Updated at 9 a.m. ET on Sunday, Aug. 25, 2024
On this day 32 years ago, Hurricane Andrew was at Category 4 strength, showed signs of strengthening, and was aiming at southeastern Louisiana. The National Hurricane Center extended the Hurricane Warning to include the entire Louisiana and most of the Mississippi coast. Metro New Orleans was on alert. The storm that had ripped across South Florida was forecast to tiptoe onto the northern Gulf coast. Exactly where was the big question.
The previous evening, Andrew seemed to have New Orleans in its crosshairs, but as it approached Louisiana, the forecast became more uncertain. The computer models that Tuesday morning aimed farther west.
One of the miracles that morning was that the National Hurricane Center was still issuing forecasts. Operations in Coral Gables were being held together with little more than determination. Satellite dishes had blown away, many of the communication links were down, but a lifeline to the National Weather Service headquarters near Washington stayed up.
Most of the NHC staff had damaged or destroyed homes to deal with. But they never missed an advisory, even as the computers overheated from lack of A/C and the future of their community looked uncertain. It was an inspiring and heroic display of dedication.
This was the view of Andrew from space early that Tuesday. The modern estimate is that top winds were 140 mph. The eye was filled with clouds, an indication that the old eye of the storm was decaying and a new one was forming. Strengthening often follows that process.
In the late morning NHC advisory, Hurricane Warnings were extended west to Galveston Bay. Such was the uncertainty due to the storm’s constant tendency to lean to the west of the forecast track. No doubt Andrew’s insistence on staying left as it approached Florida was in forecasters’ minds.
A storm surge of 10 to 15 feet above the normal tide was predicted for some part of the coast, depending on where the storm finally made landfall.
Hurricane-force winds lashed the coast but didn’t extend very far inland. Andrew was teasing Louisiana.
By late afternoon, the center of circulation was 125 miles south of New Orleans. The new 35-mile-wide eye had fully formed. Andrew looked fierce. Modern estimates are the top winds were 145 mph.
The last thing people in southern Louisiana heard when they went to bed that night, if they slept at all, was that “little change in intensity [was] expected before landfall.” It was a scary night with a giant Category 4 hurricane offshore, drifting toward somewhere on the coast.
Meanwhile, in South Dade County, Florida, the situation was deteriorating. After Andrew hit early the day before, the weather cleared. People slept wherever they found a dry spot out of exhaustion from the ordeal of the morning.

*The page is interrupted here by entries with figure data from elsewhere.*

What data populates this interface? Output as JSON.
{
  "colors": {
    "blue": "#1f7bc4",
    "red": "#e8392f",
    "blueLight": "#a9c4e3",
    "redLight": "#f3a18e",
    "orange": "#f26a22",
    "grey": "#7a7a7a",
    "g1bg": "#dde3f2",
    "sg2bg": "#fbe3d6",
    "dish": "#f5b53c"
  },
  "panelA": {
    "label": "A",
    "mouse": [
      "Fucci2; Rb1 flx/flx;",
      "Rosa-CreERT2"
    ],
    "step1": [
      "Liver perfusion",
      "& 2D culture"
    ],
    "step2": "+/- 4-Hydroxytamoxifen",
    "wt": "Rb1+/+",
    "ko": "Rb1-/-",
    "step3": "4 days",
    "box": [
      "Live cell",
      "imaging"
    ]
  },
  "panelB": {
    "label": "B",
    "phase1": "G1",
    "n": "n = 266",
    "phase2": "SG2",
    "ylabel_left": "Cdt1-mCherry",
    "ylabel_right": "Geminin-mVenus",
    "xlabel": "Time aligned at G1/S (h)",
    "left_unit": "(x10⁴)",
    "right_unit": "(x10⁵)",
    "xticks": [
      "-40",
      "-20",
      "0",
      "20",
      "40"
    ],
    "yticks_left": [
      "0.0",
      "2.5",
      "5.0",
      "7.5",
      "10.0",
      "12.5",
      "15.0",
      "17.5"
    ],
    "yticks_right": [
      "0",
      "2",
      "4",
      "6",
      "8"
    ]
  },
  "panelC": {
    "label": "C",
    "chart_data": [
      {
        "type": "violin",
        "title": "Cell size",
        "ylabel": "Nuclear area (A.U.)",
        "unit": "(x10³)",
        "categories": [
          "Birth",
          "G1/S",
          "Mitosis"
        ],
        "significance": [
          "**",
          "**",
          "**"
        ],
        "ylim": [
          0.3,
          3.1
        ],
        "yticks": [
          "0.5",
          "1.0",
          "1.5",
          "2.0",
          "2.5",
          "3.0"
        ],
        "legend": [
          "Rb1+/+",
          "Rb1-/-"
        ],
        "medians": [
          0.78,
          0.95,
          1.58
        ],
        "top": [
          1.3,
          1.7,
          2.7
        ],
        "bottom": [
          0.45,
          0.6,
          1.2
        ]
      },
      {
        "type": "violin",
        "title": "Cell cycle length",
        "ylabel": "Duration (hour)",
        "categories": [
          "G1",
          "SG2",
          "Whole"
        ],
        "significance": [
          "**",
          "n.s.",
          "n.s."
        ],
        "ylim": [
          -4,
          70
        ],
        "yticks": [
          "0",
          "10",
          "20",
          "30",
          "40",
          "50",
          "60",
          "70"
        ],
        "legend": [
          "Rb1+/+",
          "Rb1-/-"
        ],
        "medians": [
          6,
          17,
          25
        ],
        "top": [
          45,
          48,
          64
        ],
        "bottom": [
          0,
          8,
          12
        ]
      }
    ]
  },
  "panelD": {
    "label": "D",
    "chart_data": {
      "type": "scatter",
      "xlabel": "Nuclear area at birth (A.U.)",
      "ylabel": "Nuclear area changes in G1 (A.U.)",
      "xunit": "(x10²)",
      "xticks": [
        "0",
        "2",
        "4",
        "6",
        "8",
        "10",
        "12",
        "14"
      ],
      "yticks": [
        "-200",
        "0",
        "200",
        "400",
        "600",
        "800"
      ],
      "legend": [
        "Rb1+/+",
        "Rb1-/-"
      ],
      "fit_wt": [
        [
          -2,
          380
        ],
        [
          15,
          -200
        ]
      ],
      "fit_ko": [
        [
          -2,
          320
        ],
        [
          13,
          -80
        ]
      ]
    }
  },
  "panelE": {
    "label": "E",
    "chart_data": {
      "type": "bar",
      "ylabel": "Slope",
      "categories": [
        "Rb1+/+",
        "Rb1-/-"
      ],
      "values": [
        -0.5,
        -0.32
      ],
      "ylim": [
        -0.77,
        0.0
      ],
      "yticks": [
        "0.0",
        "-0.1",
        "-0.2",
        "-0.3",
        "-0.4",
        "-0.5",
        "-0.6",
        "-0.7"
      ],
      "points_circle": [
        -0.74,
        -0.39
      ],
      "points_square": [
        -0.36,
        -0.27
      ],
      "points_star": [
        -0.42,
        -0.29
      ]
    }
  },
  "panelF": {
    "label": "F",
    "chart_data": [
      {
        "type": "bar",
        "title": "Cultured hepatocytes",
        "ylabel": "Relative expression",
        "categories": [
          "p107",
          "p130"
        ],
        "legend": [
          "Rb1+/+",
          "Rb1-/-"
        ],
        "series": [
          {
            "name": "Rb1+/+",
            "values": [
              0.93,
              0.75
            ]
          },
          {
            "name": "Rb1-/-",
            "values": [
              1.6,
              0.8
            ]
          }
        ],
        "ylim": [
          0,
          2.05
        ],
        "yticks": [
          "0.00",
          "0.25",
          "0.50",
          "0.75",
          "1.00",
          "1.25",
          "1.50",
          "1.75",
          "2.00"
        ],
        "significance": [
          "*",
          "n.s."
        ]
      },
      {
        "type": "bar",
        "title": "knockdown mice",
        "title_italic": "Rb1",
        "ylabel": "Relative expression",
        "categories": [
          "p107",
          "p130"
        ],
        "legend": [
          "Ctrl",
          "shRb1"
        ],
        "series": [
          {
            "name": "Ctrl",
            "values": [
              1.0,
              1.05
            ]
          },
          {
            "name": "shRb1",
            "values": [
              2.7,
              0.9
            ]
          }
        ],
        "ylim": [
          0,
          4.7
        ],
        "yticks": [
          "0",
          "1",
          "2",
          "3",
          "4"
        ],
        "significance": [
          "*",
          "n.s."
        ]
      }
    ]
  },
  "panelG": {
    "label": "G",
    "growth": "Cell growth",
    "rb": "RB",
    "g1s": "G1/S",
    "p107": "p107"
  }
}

But now, reality was setting in.
There was no power, no water, little if any communications. People that were lucky had a working landline phone in the neighborhood.
It was clear by that Tuesday night that there was no obvious answer to the monumental questions. How and where do hundreds of thousands of people who lost their homes and livelihoods eat and sleep? What’s supposed to happen next? There was no playbook, and nobody knew.
A miracle of Hurricane Andrew is that most people who lived in South Dade survived… and eventually thrived.
Now in 2024
The tropical Atlantic remains bizarrely quiet. Long-range computer forecasts hint at some activity around the first of September. We’ll see.
Near Hawaii, Hone has intensified into a hurricane. The center of circulation is about 50 miles south of the southern tip of the Big Island, far enough away to keep the worst weather offshore. A strong outer band is causing extremely heavy rain and strong winds on the southeast slopes of the mountainous terrain, however.
Hone will continue to bring periods of rain and some gusty winds to the higher elevations of the islands as it tracks west well south of the Hawaiian chain over the next couple of days.
Hurricane Gilma is heading in the direction of Hawaii as well but is on a more northern track over colder water. A weak version of the system might have some effect on the Big Island late this week.